After the surgery, the patient's shoulder immobilized to help the healing process and prevent possible discomfort. Physiotherapy aims at improving deformity, to facilitate effortless motion of the shoulder.
Transcutaneous electrical nerve stimulation (TENS):
Transcutaneous electrical nerve stimulation provides pain relief, which may be caused after performing stretching exercises.
Ultrasound is very effective in breaking adhesions.
Thermotherapy is used for relaxation of the muscles before performing the exercise program.
Physiotherapy, consisting of passive and active ROM exercises, beginning after 6 weeks. Gradual relaxed passive mobilization of the shoulder and scapula are done to improve the range of motion and flexibility of the shoulder. Early mobilization of the scapula and shoulder including movements of abduction and elevation.
Strengthening exercises of all the groups of muscles strengthen the weakened muscles.. Strengthening of the shoulder girdle muscles by isometric and isotonic exercises like shoulder shrugs, shoulder rotation, push up, arm support, forearm support, bridging, etc.
Stretching exercise for Upper trapezius muscle:
The child sits in a chair. Place her right hand below her buttocks. The therapist holds the child's scapula by grasping the acromion and lateral border of the scapula. The child then performs neck flexion and neck rotation towards the left side. Then the child places her left hand below her buttocks. The therapist holds the child's scapula by grasping the acromion and lateral border of the scapula. The child then performs neck flexion and neck rotation towards the right side. The child maintains the neck in these positions for 10 seconds during stretching.
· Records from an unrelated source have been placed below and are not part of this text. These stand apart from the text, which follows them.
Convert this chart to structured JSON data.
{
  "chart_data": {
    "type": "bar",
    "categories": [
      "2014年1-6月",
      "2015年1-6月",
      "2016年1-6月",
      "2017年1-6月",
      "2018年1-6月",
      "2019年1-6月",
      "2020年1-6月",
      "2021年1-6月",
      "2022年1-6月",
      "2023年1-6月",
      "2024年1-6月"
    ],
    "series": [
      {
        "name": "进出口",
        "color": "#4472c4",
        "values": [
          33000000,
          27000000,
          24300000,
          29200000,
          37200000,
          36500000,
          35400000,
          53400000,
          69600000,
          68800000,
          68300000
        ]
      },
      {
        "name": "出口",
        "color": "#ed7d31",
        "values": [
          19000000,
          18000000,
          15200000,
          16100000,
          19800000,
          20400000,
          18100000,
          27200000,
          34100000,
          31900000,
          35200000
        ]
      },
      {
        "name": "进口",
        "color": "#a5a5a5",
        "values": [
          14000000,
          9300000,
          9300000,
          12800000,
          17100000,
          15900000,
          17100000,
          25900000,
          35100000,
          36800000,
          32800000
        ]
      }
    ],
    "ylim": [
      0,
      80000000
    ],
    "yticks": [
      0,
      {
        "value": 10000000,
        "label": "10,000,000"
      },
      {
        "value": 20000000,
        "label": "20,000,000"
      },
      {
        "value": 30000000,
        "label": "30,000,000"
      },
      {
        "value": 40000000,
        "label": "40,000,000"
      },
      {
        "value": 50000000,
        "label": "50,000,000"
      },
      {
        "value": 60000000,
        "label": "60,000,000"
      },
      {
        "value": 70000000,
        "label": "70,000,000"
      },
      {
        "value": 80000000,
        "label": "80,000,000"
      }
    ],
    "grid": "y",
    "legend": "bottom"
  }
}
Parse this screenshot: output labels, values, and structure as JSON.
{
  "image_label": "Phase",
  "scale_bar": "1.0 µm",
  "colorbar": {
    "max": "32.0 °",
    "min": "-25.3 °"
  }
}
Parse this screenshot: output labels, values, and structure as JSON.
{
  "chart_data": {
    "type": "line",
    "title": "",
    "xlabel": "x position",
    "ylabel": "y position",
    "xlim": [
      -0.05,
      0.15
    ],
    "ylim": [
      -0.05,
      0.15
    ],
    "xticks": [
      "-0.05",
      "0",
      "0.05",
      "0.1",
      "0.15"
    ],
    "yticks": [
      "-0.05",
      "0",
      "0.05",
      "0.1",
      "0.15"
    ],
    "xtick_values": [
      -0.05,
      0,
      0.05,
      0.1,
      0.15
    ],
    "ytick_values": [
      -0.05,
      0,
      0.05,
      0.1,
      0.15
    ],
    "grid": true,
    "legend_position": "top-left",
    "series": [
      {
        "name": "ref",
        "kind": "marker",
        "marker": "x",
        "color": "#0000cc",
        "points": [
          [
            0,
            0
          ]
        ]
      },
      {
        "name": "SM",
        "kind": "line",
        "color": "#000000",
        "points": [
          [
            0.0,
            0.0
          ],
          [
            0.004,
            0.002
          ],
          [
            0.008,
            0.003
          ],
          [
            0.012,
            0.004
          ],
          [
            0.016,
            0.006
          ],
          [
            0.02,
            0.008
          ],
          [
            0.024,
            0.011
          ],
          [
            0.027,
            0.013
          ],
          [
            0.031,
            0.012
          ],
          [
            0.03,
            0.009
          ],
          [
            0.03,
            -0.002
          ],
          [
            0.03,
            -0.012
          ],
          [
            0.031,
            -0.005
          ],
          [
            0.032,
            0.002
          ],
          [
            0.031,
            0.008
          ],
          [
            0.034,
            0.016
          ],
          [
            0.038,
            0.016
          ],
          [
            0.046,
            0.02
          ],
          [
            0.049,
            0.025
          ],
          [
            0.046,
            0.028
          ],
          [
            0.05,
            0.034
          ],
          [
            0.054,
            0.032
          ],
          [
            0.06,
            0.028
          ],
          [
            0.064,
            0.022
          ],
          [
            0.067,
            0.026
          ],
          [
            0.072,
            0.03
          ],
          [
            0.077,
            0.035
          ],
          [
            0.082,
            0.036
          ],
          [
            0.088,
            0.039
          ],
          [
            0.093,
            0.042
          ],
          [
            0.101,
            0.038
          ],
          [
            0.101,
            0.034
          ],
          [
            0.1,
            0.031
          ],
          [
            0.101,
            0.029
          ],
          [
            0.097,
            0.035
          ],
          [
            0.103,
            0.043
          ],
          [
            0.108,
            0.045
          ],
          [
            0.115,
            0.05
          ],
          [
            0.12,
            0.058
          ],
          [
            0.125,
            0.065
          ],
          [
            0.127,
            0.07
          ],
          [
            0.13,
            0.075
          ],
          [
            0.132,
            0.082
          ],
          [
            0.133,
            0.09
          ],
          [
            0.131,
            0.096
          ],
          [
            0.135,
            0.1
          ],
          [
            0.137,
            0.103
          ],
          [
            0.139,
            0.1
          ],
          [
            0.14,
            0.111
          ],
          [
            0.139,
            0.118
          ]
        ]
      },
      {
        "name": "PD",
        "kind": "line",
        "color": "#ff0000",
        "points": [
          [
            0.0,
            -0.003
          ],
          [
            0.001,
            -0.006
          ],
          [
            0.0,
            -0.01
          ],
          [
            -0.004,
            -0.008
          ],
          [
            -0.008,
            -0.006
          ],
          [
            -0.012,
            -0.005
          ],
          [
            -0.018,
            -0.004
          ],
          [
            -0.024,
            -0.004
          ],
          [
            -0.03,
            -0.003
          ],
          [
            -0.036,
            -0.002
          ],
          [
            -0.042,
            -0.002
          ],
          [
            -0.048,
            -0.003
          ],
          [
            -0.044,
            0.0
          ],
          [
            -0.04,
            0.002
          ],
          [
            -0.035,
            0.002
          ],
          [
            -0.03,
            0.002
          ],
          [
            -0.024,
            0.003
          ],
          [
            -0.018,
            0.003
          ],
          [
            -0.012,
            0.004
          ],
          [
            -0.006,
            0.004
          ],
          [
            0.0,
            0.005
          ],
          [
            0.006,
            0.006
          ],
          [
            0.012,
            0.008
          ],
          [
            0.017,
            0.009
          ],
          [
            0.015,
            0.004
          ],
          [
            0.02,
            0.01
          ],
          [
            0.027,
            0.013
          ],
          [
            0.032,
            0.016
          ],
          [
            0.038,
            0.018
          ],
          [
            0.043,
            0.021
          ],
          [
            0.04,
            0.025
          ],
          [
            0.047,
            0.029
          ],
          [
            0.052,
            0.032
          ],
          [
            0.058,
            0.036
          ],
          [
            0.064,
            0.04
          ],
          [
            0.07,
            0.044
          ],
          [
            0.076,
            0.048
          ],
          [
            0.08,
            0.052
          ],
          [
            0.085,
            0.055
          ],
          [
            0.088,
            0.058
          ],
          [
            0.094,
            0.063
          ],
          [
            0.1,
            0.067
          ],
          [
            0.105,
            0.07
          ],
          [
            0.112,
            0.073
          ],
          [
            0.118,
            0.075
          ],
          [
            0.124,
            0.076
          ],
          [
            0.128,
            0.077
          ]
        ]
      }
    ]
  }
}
Stretching exercises for Levator scapulae:
The child lies in a prone position, with her head rotated to the opposite right side. The child then holds her head and pulls it in flexion with her left hand and abducted her right shoulder as much as possible, without elevating the scapula. The therapist restricts the scapular elevation by grasping the scapula.
The child is in a supine position. The therapist grasps the child's acromion and lateral border of the scapula. The child then flexes her right shoulder with the elbow to 90°. The child uses her left hand to hold her right elbow and then pulls her elbow from the right side to the left side, as far as possible.
Protraction exercise scapula:
The child lies in a supine position. When her right shoulder in 90° flexion and her elbow fully extended. The child then extends her right elbow with maximal force in the forward direction. The therapist grasps the child's scapula by holding the acromion to prevent the scapular elevation and trunk rotation.
Posterior tilt exercise for scapula:
The child is lying in a prone position, with the shoulder abducted to 130– 145°, humerus overhead, and forearm in a neutral position. The child then places the left hand under her forehead and lies slightly on the forehead with the dorsum of her hand. While she lifts her right arm, with her elbow extended, the therapist restricts scapular elevation by grasping the superior angle of the scapula.